Human kallikrein 11 (hK11) has also been validated as a serum biomarker for ovarian cancer, alone and in combination with CA125 [61]. Similar to our studies, McIntosh et al. [61] found hK11 was less sensitive than CA125 at detecting ovarian cancer versus healthy controls, although hK11 was among the top five most sensitive individual proteins in our study. We observed only slight differences in sensitivity when comparing cancer to healthy and cancer to benign samples, while McIntosh et al. [61] found the sensitivity of hK11 was substantially decreased when comparing cancer versus benign samples.

Elevated KLK6 levels have been associated with late stage ovarian cancer but not benign tumors [34]. A recent study using western blots of serum depleted of high abundance proteins suggests that serum KLK6 levels are elevated in early stages of serous ovarian cancer [62]. Analyses of our Proseek® data support these findings of a high correlation between KLK6 serum levels and late stage ovarian cancer.
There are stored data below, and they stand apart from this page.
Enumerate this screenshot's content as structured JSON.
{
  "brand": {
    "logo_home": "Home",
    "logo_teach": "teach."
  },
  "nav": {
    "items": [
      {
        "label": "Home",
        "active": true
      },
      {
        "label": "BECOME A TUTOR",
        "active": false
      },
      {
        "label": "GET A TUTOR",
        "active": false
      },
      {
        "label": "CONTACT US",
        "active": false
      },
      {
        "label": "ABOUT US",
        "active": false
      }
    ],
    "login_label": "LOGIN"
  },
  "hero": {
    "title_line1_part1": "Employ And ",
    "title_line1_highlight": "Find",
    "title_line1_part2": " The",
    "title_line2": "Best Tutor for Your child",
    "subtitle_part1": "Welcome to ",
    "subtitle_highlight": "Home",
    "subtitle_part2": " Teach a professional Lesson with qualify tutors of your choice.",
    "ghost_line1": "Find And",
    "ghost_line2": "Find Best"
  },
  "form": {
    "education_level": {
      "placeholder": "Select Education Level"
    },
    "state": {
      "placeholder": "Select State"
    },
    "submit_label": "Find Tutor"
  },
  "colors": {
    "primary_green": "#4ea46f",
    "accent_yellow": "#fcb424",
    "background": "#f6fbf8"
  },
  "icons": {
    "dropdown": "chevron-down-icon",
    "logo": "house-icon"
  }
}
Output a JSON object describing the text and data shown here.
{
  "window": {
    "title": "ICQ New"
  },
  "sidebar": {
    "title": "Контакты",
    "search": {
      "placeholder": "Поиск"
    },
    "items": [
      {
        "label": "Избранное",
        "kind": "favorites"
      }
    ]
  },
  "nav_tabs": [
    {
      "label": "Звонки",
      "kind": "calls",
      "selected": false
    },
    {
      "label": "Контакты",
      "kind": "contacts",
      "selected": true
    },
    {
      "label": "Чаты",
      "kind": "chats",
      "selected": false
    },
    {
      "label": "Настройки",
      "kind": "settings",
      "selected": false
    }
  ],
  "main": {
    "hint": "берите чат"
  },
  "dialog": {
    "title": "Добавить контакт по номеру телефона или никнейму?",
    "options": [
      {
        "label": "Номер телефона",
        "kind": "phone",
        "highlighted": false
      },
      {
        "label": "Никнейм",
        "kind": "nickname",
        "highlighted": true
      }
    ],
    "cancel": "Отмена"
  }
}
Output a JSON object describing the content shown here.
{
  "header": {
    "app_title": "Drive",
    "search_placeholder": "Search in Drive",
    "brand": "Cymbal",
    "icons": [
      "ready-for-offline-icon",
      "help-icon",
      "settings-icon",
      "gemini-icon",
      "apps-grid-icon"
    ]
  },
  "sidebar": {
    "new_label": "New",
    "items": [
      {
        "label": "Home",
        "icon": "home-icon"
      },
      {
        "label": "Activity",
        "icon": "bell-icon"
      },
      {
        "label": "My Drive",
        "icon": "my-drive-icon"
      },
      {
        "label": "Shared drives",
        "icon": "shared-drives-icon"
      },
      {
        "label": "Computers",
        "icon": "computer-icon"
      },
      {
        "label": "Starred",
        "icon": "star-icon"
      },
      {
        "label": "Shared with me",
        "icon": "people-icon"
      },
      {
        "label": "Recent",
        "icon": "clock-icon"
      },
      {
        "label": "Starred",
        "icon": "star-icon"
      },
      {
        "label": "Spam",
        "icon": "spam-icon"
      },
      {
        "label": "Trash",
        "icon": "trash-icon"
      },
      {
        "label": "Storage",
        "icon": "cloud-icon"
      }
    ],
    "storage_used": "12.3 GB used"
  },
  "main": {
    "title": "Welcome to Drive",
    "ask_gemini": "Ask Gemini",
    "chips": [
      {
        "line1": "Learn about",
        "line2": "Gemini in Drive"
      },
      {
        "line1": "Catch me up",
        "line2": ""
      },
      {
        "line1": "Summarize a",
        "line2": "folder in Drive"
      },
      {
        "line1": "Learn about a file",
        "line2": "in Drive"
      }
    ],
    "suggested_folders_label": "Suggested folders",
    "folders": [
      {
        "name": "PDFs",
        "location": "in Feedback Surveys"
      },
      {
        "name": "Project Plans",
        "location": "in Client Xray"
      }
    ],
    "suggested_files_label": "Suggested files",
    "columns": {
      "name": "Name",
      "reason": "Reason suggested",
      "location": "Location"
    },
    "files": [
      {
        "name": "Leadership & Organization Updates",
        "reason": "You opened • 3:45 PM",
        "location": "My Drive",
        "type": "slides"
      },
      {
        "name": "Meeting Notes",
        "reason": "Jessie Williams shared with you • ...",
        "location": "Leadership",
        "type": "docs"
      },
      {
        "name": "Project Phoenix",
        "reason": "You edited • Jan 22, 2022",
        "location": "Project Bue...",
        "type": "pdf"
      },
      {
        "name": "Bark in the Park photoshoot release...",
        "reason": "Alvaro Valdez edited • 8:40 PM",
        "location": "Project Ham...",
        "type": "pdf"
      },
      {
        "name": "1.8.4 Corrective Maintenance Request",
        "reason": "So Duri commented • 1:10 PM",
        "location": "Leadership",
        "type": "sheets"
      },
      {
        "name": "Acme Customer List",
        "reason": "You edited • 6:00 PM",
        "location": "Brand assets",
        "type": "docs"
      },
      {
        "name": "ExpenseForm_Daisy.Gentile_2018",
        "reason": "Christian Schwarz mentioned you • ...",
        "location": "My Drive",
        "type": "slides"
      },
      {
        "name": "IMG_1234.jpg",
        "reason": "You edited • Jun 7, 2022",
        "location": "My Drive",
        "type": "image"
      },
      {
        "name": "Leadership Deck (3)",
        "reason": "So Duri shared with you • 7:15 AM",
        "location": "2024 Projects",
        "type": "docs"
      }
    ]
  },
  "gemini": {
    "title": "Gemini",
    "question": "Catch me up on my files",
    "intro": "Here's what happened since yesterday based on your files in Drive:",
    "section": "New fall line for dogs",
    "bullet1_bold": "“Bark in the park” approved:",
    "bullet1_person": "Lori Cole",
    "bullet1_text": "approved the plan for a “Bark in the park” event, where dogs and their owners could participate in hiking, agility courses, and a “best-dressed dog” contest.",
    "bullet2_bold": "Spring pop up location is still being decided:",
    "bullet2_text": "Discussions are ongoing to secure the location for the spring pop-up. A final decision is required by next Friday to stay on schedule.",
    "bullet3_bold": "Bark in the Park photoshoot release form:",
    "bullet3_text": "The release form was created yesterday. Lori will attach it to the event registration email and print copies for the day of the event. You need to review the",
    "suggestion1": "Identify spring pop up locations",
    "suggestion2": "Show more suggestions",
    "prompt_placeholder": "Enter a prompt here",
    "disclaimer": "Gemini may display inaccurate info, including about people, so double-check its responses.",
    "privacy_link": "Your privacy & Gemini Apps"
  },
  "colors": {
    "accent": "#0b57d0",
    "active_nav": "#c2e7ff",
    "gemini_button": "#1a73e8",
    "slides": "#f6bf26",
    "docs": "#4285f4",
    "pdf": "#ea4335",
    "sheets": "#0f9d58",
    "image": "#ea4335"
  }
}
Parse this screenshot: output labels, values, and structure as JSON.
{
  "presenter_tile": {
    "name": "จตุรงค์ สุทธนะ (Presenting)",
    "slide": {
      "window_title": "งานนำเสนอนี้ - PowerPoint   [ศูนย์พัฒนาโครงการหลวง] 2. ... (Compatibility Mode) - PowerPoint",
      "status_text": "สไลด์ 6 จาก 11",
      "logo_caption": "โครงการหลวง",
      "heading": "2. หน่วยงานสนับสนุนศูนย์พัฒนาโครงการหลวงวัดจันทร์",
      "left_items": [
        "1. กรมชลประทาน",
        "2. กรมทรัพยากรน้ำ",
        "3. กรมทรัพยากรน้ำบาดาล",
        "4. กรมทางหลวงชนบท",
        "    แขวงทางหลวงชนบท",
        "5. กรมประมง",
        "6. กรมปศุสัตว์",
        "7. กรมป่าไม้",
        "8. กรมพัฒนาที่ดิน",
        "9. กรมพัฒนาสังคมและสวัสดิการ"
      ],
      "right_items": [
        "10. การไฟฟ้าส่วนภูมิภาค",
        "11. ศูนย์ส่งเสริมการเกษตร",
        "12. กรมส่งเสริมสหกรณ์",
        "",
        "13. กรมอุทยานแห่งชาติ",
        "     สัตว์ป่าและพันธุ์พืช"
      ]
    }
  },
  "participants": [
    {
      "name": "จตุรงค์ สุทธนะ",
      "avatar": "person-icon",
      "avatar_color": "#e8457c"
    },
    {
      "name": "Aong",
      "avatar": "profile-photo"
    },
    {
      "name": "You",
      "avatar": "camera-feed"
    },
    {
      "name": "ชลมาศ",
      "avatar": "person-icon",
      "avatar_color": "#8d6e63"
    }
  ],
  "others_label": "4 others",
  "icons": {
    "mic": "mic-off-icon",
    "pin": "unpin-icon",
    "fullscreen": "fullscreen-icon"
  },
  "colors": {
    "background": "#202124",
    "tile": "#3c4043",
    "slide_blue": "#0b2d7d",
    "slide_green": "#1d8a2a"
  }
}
By linear regression, we also found that serum levels of KLK6 were nearly identical for healthy women and women with benign ovarian disease. We found the specificity of KLK6 to be relatively high (88%) when comparing late stage ovarian cancer to healthy or benign cases; however the sensitivity was much lower (~ 40%) when comparing early stage ovarian cancer to healthy or benign cases.

FRα has also previously been tested as a biomarker for ovarian cancer detection. Using an electrochemiluminescent assay, O’Shaunessy et al. [36] showed that as a single biomarker, FRα was able to discriminate between ovarian cancer and normal serum samples, with AUCs ranging from 0.62 for stage I samples to 0.94 and 0.92 for stage III and IV samples [36]. We found similar results using the Proseek® assay for detection of FRα alone; the AUC was 0.92 for late stage ovarian cancer versus healthy controls and 0.69 for detection of early stage ovarian cancer cases versus healthy controls. Another study used an ELISA for the detection of FRα in patients undergoing surgery for a pelvic mass [63]. In their study, FRα was slightly better than CA125 for discriminating between malignant and benign ovarian masses. Our Proseek® data indicate that FRα expression is not impacted by benign ovarian disease, since we observed similar data for healthy and benign cases (Fig. 4) and when computing the AUC and sensitivity values.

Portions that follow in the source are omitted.